Define Documentation

#define IGNORE_IN_CLASSLIST

Class SVRLight, performs support vector regression using SVMLight.

The SVR solution can be expressed as

\[ f({\bf x})=\sum_{i=1}^{N} \alpha_i k({\bf x}, {\bf x_i})+b \]

where $\alpha$ and $b$ are determined in training, i.e. using a pre-specified kernel, a given tube-epsilon for the epsilon insensitive loss, the follwoing quadratic problem is minimized (using the chunking decomposition technique)

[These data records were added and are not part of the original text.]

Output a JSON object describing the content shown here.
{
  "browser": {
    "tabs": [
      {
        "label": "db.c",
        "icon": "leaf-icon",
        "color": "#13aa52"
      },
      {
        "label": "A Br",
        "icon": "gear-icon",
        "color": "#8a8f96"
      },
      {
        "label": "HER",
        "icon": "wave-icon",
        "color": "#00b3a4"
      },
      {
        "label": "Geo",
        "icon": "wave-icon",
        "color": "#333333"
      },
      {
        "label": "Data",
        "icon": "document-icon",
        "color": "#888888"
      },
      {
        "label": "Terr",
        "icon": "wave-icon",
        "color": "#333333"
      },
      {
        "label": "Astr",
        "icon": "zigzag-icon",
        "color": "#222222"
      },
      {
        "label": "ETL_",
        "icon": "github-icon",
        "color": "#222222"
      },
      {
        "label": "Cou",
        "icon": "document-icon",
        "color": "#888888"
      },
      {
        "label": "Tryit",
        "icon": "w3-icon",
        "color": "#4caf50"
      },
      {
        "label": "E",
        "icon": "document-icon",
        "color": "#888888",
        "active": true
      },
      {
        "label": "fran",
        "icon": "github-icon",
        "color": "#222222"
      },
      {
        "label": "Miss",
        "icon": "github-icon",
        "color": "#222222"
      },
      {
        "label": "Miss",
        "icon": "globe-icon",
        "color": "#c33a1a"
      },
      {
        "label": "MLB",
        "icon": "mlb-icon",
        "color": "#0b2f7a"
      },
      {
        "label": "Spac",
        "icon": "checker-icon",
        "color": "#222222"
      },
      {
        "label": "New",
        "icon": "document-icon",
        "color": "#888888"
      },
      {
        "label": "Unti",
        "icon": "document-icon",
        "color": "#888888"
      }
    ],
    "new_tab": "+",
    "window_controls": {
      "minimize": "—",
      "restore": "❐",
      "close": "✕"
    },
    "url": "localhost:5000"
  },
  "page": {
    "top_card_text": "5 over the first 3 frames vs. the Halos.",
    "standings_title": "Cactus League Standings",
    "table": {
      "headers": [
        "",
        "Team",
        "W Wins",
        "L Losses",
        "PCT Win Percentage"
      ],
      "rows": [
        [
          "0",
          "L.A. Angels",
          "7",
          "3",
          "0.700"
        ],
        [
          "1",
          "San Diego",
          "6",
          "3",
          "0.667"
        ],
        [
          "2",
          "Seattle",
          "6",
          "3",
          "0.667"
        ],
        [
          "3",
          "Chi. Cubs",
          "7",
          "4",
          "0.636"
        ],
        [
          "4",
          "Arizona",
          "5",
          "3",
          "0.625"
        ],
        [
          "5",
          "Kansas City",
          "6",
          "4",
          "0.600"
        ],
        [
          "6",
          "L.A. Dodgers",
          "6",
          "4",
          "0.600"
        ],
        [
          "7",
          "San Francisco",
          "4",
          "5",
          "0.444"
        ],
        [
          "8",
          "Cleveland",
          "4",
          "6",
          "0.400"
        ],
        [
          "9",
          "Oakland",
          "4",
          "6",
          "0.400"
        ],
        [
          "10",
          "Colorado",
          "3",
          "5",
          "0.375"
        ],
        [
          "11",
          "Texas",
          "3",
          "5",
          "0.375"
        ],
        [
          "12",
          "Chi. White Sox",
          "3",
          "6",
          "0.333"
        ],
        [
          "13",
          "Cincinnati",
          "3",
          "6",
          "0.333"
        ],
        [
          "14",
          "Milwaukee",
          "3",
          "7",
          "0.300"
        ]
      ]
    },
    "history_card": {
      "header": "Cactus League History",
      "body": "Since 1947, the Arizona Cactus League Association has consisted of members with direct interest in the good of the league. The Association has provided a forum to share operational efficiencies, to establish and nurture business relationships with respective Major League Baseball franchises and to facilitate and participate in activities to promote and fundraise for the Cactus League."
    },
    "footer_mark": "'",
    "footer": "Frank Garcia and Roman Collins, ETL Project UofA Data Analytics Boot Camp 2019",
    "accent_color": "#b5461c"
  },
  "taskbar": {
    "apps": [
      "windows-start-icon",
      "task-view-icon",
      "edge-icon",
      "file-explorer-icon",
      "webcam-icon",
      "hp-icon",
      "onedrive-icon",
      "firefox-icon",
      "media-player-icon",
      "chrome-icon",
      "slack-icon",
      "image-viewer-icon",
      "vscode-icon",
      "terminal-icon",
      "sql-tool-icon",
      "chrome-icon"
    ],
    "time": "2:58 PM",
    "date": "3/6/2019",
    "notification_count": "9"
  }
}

\begin{eqnarray*} \max_{{\bf \alpha},{\bf \alpha}^*} &-\frac{1}{2}\sum_{i,j=1}^N(\alpha_i-\alpha_i^*)(\alpha_j-\alpha_j^*){\bf x}_i^T {\bf x}_j -\sum_{i=1}^N(\alpha_i+\alpha_i^*)\epsilon - \sum_{i=1}^N(\alpha_i-\alpha_i^*)y_i\\ \mbox{wrt}:& {\bf \alpha},{\bf \alpha}^*\in{\bf R}^N\\ \mbox{s.t.}:& 0\leq \alpha_i,\alpha_i^*\leq C,\, \forall i=1\dots N\\ &\sum_{i=1}^N(\alpha_i-\alpha_i^*)y_i=0 \end{eqnarray*}

Note that the SV regression problem is reduced to the standard SV classification problem by introducing artificial labels $-y_i$ which leads to the epsilon insensitive loss constraints *

\begin{eqnarray*} {\bf w}^T{\bf x}_i+b-c_i-\xi_i\leq 0,&\, \forall i=1\dots N\\ -{\bf w}^T{\bf x}_i-b-c_i^*-\xi_i^*\leq 0,&\, \forall i=1\dots N \end{eqnarray*}

with $c_i=y_i+ \epsilon$ and $c_i^*=-y_i+ \epsilon$

This implementation supports multiple kernel learning, i.e. if a CCombinedKernel is used the weights $\beta$ in $ k_{combined}({\bf x}, {\bf x'}) = \sum_{m=0}^M \beta_m k_m({\bf x}, {\bf x'})$ can be determined in training (cf. Large Scale Multiple Kernel Learning Sonnenburg, Raetsch, Schaefer, Schoelkopf 2006).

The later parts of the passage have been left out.